The European Ikhwan have repeatedly compromised their strict observance of sharia in order to advance their cause. Every tactic that might help the movement is justified, even if it entails breaking some Quranic principle, because the higher goal of spreading Islam excuses all deviations. Mawlawi and other Ikhwan scholars have asserted, for example, that the creation of Islamic centers in the West is a priority for the Islamic Movement. Muslims should make every effort, therefore, to purchase buildings and turn them into mosques, even if they must resort to financial transactions forbidden by Islamic law to do so. [88] Similarly, asked whether Muslims could vote and participate in the political life of their European host countries, the Council responded that the issue “is to be decided by Islamic organizations and establishment,” which should evaluate what position best serves the interests of the Movement. [89] At the moment the Brothers have embraced compromise as the best means of increasing their influence, which will allow them in turn to lobby more effectively for their goals—goals that include the establishment of sharia in Europe.
Now relatively weak in the West, the Brotherhood has concluded that engaging in dialogue and showing openness and moderation is their wisest strategy. But if the balance of power were to change over the next few decades, nothing guarantees that the Ikhwan would not change its approach and discard dialogue. A German government’s analysis of the tactics of Islamist groups operating in Germany reveals a well-founded suspicion that the Ikhwan’s desire for dialogue is far from sincere: “While in recent times, the Milli Görüs has increasingly emphasized the readiness of its members to be integrated into German society and asserts its adherence to the basic law, such statements stem from tactical calculation rather than from any inner change of the organization.” [90]
To date European Brotherhood organizations have rarely been directly linked to specific cases of terrorism, but their contribution to the education and radicalization of violent extremists has already been significant.
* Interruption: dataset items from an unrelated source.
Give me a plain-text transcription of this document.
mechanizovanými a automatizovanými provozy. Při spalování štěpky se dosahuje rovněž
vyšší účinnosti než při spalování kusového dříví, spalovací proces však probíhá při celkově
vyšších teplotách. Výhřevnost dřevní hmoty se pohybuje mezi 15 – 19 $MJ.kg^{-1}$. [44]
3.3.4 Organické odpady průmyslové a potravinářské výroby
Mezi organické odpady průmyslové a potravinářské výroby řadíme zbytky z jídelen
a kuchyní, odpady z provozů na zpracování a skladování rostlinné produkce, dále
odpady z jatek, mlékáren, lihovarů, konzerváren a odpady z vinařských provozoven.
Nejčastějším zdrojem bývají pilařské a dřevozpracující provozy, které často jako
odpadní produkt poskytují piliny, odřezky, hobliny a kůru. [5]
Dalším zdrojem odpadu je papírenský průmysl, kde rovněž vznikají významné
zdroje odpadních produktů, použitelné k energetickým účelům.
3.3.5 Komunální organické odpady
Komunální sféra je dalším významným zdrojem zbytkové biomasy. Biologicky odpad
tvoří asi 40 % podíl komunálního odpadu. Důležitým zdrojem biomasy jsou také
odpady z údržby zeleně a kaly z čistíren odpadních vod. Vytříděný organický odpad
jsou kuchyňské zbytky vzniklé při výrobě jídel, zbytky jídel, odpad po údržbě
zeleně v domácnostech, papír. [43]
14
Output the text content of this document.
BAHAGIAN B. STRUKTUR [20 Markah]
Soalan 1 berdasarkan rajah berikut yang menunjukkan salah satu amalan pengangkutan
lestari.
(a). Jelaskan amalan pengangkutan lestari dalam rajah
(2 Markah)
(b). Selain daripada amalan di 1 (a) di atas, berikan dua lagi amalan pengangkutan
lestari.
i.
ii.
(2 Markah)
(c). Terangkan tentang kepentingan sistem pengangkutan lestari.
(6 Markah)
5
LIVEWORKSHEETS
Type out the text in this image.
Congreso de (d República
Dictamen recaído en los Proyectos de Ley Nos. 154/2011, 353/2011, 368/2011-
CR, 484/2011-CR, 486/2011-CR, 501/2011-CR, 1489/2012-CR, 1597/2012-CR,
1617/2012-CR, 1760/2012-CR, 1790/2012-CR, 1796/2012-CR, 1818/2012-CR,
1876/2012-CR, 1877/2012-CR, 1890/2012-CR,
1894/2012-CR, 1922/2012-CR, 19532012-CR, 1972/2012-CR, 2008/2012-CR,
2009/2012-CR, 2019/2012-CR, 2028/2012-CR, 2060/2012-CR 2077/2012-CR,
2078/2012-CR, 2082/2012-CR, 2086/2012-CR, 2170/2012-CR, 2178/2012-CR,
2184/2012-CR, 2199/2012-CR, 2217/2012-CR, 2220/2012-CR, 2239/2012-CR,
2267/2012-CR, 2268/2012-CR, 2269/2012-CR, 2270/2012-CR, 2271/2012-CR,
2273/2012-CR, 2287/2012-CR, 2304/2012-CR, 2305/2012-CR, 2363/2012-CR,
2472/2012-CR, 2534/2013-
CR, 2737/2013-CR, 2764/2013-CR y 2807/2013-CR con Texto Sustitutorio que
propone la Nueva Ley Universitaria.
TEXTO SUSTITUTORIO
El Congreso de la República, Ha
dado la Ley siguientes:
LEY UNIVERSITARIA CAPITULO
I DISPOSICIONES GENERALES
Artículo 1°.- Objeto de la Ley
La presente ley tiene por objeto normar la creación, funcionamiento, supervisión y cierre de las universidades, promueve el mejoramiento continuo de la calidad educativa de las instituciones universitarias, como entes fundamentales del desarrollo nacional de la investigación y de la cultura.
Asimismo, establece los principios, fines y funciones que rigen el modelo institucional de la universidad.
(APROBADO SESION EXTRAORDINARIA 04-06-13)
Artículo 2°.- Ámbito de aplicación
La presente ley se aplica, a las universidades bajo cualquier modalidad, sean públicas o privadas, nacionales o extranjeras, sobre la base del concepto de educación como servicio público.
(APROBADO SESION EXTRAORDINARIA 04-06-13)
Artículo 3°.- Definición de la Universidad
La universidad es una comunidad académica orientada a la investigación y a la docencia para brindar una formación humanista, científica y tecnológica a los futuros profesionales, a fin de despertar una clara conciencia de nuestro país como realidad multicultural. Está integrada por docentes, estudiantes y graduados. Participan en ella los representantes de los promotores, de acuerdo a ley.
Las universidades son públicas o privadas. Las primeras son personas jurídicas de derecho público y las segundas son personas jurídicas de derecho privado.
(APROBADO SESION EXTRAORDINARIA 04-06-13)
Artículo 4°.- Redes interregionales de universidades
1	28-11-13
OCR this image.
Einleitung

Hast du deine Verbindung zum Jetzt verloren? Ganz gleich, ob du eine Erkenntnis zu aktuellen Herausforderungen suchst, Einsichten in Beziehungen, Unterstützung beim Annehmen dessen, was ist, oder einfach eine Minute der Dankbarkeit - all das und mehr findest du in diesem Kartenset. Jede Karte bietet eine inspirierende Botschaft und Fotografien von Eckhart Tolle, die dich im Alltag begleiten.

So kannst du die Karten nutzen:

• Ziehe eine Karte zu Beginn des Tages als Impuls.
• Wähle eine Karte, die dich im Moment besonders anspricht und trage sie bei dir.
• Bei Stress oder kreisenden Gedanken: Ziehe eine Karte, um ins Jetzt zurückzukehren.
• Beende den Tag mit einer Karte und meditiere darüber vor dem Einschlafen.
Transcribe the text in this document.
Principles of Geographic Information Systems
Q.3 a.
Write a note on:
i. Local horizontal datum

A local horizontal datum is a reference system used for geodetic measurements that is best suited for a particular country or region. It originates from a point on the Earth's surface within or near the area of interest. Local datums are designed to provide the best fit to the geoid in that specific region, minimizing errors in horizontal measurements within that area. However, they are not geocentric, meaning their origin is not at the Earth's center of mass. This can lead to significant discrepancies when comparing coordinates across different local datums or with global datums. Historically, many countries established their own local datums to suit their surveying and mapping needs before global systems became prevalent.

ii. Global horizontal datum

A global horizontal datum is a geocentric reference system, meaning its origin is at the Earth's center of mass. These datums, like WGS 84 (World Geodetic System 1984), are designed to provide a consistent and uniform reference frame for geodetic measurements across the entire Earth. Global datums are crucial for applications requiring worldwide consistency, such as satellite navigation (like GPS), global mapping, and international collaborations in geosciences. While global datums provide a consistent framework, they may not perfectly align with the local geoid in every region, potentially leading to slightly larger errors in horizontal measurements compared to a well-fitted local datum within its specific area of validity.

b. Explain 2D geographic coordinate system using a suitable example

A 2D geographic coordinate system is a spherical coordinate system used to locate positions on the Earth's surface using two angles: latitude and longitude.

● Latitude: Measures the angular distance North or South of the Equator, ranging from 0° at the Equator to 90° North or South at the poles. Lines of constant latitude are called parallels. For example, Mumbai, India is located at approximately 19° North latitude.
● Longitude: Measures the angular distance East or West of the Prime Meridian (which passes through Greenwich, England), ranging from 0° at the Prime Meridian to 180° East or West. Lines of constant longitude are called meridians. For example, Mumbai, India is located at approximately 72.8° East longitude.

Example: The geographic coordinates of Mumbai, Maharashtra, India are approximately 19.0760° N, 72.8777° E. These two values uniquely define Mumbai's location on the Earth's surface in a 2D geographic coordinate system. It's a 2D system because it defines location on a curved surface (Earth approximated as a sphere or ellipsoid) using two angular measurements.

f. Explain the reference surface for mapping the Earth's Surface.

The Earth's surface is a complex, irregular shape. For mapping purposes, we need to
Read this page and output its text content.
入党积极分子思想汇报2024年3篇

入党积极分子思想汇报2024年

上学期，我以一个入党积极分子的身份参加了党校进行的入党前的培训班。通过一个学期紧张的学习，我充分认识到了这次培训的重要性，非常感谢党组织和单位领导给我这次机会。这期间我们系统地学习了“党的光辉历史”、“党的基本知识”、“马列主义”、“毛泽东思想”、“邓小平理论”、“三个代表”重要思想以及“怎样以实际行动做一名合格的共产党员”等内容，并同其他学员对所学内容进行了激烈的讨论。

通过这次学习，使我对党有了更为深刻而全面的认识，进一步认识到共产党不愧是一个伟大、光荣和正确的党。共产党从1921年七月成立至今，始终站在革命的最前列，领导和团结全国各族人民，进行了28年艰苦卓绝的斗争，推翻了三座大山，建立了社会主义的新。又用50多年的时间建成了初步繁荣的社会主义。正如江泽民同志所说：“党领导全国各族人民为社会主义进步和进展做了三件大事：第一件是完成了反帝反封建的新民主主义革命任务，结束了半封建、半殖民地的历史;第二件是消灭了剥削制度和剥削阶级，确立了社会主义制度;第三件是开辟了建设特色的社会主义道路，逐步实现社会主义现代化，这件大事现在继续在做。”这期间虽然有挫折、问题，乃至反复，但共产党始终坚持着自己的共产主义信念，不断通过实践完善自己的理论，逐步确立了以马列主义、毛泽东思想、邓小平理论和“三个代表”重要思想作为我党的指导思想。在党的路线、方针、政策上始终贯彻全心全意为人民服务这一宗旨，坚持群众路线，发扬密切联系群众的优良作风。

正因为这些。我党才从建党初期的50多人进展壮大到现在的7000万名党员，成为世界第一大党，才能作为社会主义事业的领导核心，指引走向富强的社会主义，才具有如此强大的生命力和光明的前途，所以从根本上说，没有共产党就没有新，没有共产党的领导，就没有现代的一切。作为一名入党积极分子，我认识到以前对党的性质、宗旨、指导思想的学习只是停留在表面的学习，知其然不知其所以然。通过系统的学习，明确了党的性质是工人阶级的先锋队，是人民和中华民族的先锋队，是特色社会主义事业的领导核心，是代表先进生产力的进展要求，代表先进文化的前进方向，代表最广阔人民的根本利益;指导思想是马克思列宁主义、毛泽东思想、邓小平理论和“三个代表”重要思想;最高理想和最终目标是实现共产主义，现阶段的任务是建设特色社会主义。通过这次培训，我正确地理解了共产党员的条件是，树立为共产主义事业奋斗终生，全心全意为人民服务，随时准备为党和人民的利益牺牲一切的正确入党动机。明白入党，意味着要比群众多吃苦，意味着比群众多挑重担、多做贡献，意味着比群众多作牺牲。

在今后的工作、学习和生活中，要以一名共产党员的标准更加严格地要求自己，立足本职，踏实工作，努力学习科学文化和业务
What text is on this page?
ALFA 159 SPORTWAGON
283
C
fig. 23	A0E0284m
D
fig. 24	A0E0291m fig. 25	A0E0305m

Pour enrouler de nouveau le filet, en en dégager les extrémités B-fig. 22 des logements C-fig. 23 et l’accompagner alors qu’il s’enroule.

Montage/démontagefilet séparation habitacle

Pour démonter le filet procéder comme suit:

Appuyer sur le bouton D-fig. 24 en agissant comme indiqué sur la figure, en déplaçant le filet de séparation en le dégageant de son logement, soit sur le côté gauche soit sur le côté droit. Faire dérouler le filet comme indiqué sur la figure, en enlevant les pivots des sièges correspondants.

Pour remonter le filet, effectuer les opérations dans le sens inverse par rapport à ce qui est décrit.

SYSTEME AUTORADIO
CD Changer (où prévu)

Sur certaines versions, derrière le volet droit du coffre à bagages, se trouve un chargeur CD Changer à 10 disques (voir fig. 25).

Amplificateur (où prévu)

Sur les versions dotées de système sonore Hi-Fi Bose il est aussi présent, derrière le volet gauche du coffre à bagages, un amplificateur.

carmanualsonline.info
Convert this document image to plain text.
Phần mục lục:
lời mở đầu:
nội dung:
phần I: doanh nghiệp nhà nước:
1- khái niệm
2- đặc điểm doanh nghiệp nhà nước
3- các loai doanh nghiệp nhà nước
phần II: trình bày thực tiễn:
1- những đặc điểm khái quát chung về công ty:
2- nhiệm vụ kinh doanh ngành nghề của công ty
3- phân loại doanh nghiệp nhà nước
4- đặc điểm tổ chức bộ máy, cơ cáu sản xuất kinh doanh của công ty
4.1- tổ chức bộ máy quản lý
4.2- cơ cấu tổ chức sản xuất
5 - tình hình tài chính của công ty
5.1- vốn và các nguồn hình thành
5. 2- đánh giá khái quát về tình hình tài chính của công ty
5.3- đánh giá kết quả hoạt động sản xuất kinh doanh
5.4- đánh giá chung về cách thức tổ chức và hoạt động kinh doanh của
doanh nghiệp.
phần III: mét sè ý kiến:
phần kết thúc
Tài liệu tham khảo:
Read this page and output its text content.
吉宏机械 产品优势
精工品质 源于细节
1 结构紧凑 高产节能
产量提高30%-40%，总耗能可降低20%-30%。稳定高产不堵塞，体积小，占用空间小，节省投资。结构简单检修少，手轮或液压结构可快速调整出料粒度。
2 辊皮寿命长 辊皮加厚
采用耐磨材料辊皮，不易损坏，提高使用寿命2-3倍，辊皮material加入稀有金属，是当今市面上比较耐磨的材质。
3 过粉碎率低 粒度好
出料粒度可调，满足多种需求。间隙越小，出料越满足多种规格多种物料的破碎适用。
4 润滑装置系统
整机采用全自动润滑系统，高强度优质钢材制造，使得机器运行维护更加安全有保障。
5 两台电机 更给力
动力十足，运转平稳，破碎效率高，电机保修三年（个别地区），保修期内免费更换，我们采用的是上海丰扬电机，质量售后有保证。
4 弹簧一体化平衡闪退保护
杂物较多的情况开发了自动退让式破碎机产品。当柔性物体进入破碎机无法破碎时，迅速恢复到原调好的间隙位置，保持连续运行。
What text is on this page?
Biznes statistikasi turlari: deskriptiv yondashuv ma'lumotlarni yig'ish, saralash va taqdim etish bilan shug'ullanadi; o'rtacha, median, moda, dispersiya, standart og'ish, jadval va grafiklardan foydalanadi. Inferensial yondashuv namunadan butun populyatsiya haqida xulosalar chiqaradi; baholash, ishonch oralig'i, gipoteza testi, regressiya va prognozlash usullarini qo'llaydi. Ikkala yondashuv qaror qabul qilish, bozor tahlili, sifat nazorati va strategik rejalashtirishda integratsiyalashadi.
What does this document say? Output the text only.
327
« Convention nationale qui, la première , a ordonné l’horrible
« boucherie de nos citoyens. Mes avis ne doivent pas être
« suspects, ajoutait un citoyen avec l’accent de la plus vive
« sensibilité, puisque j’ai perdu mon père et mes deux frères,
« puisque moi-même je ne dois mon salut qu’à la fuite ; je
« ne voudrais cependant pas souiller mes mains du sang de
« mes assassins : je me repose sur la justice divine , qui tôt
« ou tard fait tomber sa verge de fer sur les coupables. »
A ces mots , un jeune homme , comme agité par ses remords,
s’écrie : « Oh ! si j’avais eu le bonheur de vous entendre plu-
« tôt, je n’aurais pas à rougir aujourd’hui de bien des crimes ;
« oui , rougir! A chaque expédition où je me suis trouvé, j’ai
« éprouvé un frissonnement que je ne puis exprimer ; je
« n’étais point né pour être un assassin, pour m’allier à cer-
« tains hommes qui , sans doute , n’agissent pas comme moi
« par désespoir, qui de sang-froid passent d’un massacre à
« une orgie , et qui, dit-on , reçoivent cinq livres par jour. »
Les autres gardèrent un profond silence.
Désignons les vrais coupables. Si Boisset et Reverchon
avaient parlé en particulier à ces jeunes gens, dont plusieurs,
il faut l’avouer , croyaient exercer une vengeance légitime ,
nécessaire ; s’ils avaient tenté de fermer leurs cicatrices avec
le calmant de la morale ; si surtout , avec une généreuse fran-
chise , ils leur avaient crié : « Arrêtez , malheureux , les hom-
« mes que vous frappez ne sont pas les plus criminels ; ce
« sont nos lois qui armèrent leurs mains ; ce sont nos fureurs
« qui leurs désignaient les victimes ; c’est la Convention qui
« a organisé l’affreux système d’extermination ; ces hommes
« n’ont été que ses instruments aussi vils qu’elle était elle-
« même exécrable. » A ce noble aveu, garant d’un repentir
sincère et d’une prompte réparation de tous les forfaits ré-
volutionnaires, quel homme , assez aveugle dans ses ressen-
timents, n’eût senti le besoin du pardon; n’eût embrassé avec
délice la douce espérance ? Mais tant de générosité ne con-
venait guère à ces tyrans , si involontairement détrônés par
The Brotherhood’s renunciation of violence seems more opportunistic than genuine, moreover, when its European members use fiery rhetoric to endorse terrorist operations in the Middle East. While they are quick to condemn violence in the West to avoid becoming political pariahs, they do not refrain from approving of it elsewhere, notably in the Middle East, because they believe they can get away with it. It is not unreasonable to assume, therefore, that should it become convenient for them to do so, the ever-flexible Brotherhood would embrace violent tactics in the West as well.